かつては「企業再生」のプロ中のプロなどと持てはやされた時期もあったが、結局は投資家を欺いてまでも自分たちだけは儲けるためのマネーゲームに過ぎなかった実態が訴訟などを通じて次々と明るみに出ている東証2部の投資会社「ジェイ・ブリッジ」(JB。昨年10月より「アジア・アライアンス・ホールディングス」。東京都墨田区)――その典型的訴訟の1つであり、またJBにあって最も経営責任が問われるであろう桝澤徹元社長(冒頭右写真)、高森幸太郎現社長(冒頭左写真)も被告に含まれるということで注目されている損害賠償等請求事件の証人尋問が5月12日、東京地裁であった。
もっとも、桝澤氏はこの間、豪邸のあるシンガポールに引き籠もり、海外に生活拠点があるから日本の民事訴訟の対象にならないなどというデタラメな主張を展開、別件訴訟では訴状の受け取りを事実上逃げているような有様であることから、関係者の間では、この日の証人尋問は欠席する可能性の方が高いと見られていた。
だが、蓋を開けてみると、桝澤氏は顔を見せていた。
詳細は証人尋問調書が出来次第、お伝えするとして、今回はこの日の法廷の様子を若干お伝えしておく。

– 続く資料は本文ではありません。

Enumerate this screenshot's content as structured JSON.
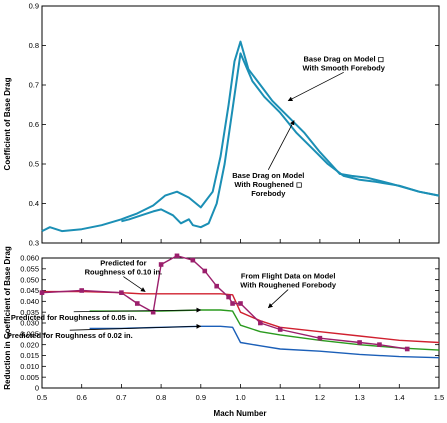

午後1時30分から516号室で証人尋問は始まった。予定では、まず原告側証人2名、その後、被告側4名の予定だったが、原告側が2名とも欠席のため、桝澤氏の尋問が一番に始まった。
この訴訟、「ウェルタイム・キャピタル・ベンチャー・インク」なる海外ファンドが原告。同社はJB子会社(JA)の社債を1億5000万円購入した。社債だから償還義務がJAにあるが、現在までに戻って来たのは600万円ほどに過ぎない。しかも、JAはウェルタイムの償還期日延長通知書を偽造して1年延期し、その間にJBの投資分だけ優先するなどして回収したのは偏頗弁済だとして提訴している。
したがって、桝澤氏の尋問の最大のポイントは、JBの回収が純粋な経営判断の結果なのか、それともJBの回収だけを急いだものかだった。